Auteur : Pr/Dr. Hamdy A. Hassan | Traduit de l’arabe par : Sidi-M. OUEDRAOGO
Le Niger est devenu le troisième pays de la région du Sahel, en moins de trois ans, à être témoin d’un coup d’État militaire après le Mali et le Burkina Faso voisins. Dans les trois pays, des insurrections violentes ont affaibli des gouvernements fragiles, provoqué la colère des militaires et déclenché de graves chocs économiques sur les populations de certains des pays les plus appauvris du monde.
Il est à noter que le renversement des présidents élus s’est accompagné de manifestations anti-françaises et pro-russes. Les manifestants affirment que la France, l’allié traditionnel du pays, n’a pas réussi à les protéger des groupes armés, alors que la Russie serait un allié plus apte.
Au Mali, par exemple, un coup d’État militaire en 2020 a entraîné un changement radical dans les relations avec la France, qui a retiré ses forces l’année dernière lorsque le Conseil militaire de transition les a remplacées par les forces paramilitaires russes de Wagner. La France s’est également retirée du Burkina Faso après deux coups d’État l’année dernière, le groupe militaire au pouvoir ayant adopté une ligne nationaliste populiste.

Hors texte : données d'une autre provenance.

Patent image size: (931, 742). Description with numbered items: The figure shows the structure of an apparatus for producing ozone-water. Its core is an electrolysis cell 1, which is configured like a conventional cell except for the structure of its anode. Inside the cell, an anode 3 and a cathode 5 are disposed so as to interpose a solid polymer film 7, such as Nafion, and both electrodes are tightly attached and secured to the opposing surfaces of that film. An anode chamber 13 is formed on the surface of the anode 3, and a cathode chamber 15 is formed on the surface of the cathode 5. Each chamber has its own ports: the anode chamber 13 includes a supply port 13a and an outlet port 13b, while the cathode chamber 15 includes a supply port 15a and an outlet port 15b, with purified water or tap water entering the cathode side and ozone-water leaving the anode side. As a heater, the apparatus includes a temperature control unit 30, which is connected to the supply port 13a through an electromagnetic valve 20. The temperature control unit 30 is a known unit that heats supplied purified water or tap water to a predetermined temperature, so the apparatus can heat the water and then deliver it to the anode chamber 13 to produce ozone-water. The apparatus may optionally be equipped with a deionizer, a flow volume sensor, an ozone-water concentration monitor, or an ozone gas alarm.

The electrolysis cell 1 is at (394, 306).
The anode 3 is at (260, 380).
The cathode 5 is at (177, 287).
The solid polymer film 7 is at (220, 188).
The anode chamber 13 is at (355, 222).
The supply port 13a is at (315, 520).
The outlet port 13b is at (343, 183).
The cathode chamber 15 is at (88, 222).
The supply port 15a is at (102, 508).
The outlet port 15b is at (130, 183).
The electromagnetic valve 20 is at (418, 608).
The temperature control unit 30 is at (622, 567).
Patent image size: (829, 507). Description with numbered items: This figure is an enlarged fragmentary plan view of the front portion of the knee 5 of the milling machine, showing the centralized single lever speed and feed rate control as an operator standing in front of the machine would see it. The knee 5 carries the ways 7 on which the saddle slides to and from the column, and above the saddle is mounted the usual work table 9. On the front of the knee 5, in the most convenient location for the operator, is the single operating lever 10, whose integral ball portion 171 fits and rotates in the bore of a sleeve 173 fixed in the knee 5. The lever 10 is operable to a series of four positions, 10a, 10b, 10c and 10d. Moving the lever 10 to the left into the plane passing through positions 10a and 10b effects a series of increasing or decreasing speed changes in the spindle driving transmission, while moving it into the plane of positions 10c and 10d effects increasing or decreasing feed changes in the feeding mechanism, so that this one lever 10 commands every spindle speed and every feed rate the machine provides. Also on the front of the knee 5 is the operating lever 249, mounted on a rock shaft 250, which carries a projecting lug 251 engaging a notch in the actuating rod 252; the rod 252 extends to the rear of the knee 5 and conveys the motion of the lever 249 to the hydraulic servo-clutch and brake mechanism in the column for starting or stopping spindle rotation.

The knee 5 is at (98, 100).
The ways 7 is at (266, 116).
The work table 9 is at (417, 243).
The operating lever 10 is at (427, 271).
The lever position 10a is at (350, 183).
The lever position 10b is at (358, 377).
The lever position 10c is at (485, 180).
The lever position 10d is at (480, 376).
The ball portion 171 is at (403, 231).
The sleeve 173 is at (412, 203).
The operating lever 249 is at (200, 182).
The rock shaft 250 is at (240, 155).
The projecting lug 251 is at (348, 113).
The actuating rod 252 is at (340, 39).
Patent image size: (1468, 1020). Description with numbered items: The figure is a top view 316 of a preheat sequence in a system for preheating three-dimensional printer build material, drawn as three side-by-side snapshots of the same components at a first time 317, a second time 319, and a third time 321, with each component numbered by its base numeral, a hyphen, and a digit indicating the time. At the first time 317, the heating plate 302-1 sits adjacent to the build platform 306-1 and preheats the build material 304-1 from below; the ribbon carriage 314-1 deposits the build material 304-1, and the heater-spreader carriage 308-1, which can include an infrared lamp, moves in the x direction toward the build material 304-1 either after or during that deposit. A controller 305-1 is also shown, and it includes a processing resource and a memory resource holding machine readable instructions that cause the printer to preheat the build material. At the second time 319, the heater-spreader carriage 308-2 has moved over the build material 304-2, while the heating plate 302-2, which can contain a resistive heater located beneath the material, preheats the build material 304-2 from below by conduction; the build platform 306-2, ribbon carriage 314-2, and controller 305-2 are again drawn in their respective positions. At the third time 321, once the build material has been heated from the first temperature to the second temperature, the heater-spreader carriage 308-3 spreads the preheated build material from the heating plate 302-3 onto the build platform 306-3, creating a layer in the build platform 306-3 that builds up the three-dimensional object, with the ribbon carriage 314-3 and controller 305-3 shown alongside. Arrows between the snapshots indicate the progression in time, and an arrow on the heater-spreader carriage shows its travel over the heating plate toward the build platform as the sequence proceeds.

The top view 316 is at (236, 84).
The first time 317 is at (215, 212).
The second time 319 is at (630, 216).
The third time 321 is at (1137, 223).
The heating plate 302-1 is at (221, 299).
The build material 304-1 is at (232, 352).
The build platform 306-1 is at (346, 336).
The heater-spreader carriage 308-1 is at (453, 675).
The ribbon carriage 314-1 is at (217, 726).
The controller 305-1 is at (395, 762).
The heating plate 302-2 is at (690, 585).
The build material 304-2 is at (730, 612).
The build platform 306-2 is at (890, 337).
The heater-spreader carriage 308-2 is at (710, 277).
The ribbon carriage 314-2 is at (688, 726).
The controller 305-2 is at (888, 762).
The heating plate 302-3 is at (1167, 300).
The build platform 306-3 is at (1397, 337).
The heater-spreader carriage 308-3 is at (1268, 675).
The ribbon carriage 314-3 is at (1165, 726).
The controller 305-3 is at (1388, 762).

Ces retraits ont incité la France à reconfigurer sa stratégie anti-terroriste au Sahel, qui dure depuis une décennie, en concentrant ses efforts au Niger, où elle dispose de 1 500 soldats et d’une importante base aérienne près de Niamey. Le récent coup d’État est venu plonger la France et l’Occident dans un labyrinthe de calculs stratégiques, dans le but d’empêcher la chute du plus important allié occidental dans la région. Cet article tente de discuter des répercussions les plus importantes du coup d’État au Niger sur les États-Unis, la France et les pays européens d’une part, et les pays voisins d’autre part.
Le retour du phénomène des putschs en Afrique:
Il semble que la vague de coups d’État militaires qui a balayé l’Afrique dans les années soixante et soixante-dix du siècle dernier est revenue dominer le cours des événements africains une fois de plus. Le continent a connu sept coups d’État militaires depuis 2020 au Mali (deux fois) et au Burkina Faso (deux fois), et un coup d’État chacun en Guinée, au Tchad et au Soudan.
Il existe également des cas dans lesquels des dirigeants élus sapent les freins et contrepoids démocratiques au pouvoir pour consolider le pouvoir et prolonger leur mandat. Ce n’est un secret polichinelle que lorsqu’un coup d’État militaire est toléré dans un pays, il ouvre la porte à des groupes militaires cherchant le pouvoir ailleurs pour faire de même. C’est tout simplement la théorie de la contagion du putsch..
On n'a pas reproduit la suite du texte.